The significant components of deferred tax assets and liabilities as of April 30 were as follows:
20252024
Net operating losses$11,360 $22,587 
Reserve for sales returns and doubtful accounts2,095 2,363 
Accrued employee compensation24,967 27,293 
Foreign and federal credits28,835 33,742 
Other accrued expenses1,009 3,822 
Retirement and post-employment benefits8,282 10,203 
Operating lease liabilities18,308 23,095 
Interest expense disallowance14,919 10,676 
Impairment
9,543 — 
Other
415 — 
Total gross deferred tax assets$119,733 $133,781 
Less valuation allowance(77,309)(53,498)
Total deferred tax assets$42,424 $80,283 
Prepaid expenses and other assets$(861)$(5,352)
Unremitted foreign earnings(2,220)(3,115)
Intangible and fixed assets(130,077)(155,862)
Right-of-use assets(10,848)(12,685)
Total deferred tax liabilities$(144,006)$(177,014)
Net deferred tax liabilities$(101,582)$(96,731)
Reported As
Deferred tax assets excluding held-for-sale
3,563 3,147 
Deferred tax assets held-for-sale
— 6,176 
   Deferred tax assets$3,563 $9,323 
Deferred tax liabilities excluding held-for-sale
(105,145)(97,186)
Deferred tax liabilities held-for-sale
— (8,868)
   Deferred tax liabilities(105,145)(106,054)
   Net deferred tax liabilities$(101,582)$(96,731)
The change in net deferred taxes was primarily due to the decrease in net deferred tax liabilities primarily attributable to a decrease in tax liabilities in the capitalization of research and development (R&D) expenses. In addition, we had a decrease in net deferred tax assets related to an increase in the valuation allowance. In assessing the need for a valuation allowance, we take into account prior earnings history, expected future earnings, reversal of existing taxable temporary differences, carry back and carry forward periods and tax planning strategies that could potentially enhance the likelihood of the realization of a deferred tax asset. Changes to tax laws and statutory tax rates can also have an impact on our valuation allowances. Changes in valuation allowances are included in the Company’s income tax provision in the period of change.

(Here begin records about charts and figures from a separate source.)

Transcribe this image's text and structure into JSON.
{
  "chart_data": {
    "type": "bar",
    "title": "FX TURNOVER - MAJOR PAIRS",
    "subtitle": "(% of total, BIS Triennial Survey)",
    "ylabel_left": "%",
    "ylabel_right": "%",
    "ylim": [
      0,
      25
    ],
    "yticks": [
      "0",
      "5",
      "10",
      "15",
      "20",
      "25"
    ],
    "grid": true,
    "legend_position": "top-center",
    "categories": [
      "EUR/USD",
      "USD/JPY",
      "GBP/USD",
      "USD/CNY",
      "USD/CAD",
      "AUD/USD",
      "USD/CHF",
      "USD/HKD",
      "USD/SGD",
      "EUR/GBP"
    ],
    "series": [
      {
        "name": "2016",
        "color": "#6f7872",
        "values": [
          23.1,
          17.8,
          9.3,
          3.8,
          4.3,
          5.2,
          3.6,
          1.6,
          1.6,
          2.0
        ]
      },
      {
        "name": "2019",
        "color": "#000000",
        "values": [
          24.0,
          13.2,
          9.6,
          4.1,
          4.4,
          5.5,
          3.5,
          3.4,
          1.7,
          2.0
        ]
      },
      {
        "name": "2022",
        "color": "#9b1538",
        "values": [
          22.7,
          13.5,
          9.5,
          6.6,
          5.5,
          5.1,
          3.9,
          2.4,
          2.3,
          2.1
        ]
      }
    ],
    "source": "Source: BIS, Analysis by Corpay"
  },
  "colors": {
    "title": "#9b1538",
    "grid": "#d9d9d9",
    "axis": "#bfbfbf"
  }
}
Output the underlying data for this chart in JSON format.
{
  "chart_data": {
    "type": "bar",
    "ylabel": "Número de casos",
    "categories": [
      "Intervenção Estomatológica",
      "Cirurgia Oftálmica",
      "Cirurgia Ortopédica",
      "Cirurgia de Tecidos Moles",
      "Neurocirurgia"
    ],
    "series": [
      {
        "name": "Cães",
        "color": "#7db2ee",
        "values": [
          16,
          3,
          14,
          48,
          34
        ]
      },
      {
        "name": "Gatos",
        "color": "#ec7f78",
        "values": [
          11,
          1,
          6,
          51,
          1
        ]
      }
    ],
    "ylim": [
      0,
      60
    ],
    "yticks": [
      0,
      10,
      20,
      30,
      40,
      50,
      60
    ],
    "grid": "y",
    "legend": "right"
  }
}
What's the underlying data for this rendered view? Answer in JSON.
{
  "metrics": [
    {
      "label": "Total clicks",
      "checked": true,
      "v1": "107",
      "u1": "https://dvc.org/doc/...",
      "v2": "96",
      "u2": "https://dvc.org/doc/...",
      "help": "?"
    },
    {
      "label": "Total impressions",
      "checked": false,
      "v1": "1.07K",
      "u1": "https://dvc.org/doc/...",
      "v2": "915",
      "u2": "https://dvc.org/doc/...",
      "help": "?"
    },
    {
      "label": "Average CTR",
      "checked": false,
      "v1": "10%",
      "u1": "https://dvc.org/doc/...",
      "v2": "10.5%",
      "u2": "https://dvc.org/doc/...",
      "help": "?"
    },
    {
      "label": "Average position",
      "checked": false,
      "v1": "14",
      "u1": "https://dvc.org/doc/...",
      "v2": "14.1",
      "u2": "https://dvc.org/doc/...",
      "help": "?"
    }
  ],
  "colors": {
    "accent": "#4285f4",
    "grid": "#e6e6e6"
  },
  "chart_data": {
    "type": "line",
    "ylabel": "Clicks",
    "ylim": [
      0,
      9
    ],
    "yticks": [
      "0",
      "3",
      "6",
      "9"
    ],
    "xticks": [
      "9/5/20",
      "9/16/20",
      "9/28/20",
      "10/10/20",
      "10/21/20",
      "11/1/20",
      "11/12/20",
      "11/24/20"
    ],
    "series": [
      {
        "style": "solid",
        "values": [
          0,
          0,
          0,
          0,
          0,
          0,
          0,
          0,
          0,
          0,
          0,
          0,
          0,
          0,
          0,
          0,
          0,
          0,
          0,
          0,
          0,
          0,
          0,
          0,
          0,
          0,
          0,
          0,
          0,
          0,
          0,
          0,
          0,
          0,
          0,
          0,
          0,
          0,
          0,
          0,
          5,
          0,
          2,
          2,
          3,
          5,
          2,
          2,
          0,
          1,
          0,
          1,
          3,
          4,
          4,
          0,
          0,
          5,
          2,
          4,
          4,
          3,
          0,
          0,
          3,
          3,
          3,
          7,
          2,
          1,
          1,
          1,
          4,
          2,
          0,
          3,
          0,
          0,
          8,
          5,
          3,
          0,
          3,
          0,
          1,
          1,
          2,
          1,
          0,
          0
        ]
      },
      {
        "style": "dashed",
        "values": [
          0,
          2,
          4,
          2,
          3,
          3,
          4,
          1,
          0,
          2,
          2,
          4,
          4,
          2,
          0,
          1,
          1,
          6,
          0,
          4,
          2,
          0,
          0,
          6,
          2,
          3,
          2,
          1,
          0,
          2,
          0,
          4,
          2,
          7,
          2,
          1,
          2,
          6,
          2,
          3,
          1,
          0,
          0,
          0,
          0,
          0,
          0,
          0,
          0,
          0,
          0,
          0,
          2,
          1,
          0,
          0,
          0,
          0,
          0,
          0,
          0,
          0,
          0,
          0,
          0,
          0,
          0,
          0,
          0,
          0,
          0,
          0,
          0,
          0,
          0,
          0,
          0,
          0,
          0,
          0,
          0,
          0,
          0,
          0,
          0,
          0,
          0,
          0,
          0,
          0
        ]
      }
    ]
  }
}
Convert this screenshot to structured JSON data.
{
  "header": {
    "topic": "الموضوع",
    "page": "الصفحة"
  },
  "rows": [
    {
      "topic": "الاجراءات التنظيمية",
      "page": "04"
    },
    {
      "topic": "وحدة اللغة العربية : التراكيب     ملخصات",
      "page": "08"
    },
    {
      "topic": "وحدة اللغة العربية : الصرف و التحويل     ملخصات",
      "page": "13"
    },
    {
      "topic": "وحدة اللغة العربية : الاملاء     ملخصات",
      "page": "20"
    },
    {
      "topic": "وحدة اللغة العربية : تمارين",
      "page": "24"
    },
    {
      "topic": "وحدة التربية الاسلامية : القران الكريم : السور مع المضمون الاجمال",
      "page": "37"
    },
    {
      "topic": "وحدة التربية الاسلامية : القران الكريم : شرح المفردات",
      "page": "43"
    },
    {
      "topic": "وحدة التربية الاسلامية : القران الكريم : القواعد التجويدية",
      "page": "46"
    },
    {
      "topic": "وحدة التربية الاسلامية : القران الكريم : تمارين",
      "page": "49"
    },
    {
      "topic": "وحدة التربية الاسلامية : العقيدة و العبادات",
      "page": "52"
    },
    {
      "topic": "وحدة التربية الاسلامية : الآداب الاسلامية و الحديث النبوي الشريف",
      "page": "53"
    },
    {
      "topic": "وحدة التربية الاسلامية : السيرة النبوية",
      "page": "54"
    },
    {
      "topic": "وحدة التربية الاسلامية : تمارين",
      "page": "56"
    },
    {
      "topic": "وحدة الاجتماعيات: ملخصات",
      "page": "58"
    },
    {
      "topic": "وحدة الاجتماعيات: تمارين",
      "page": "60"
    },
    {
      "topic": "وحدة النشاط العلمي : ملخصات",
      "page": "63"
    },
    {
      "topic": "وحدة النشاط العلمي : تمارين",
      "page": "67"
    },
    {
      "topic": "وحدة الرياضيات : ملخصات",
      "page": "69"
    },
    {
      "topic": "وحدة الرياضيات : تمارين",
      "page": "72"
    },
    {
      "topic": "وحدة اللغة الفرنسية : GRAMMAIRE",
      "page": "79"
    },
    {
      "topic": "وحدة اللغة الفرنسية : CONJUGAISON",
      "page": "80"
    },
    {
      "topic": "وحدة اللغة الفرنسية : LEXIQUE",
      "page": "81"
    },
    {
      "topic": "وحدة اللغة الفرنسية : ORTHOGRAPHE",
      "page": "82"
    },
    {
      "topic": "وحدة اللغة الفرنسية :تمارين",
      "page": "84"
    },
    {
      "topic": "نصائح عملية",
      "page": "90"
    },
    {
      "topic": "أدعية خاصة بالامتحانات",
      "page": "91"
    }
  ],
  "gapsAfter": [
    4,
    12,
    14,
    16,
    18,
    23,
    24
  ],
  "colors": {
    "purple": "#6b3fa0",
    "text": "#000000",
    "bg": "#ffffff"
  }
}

We have provided a $77.3 million valuation allowance as of April 30, 2025. This valuation allowance is increased by approximately $23.8 million from the valuation allowance as of April 30, 2024. In fiscal year 2024, due to temporary differences in the US, our deferred taxes reversed from a net deferred tax liability position to a net deferred tax asset position. Due to losses in the US resulting from impairments, restructuring, and acceleration of amortization expense on capitalized software, we concluded it was more-likely-than-not that all or a portion of our deferred tax asset may not be realized. As a result, we established a valuation allowance of $30.2 million. During fiscal year 2025 we increased this valuation allowance by $26.0 million, because of an increase in the US net deferred tax asset attributable primarily to interest expense disallowance and intangible and fixed assets.
As of April 30, 2025, we have apportioned state net operating loss carryforwards totaling approximately $126 million, with a tax effected value of $7.1 million net of federal benefits. We have foreign net operating loss carryforwards totaling approximately $0.1 million, and federal net operating loss carryforwards totaling $2.4 million, with a tax effected value of $0.5 million. Our state, foreign, and federal NOLs and credits, to the extent they expire, expire in various amounts from 1 year to indefinite.
We intend to repatriate earnings from our non-US subsidiaries, and to the extent we repatriate these funds to the US, we may be required to pay taxes in various US state and local jurisdictions and withholding or similar taxes in applicable non-US jurisdictions in the periods in which such repatriation occurs. As of April 30, 2025, we have recorded a $2.2 million liability related to the estimated taxes that would be incurred upon repatriating certain non-US earnings to the US.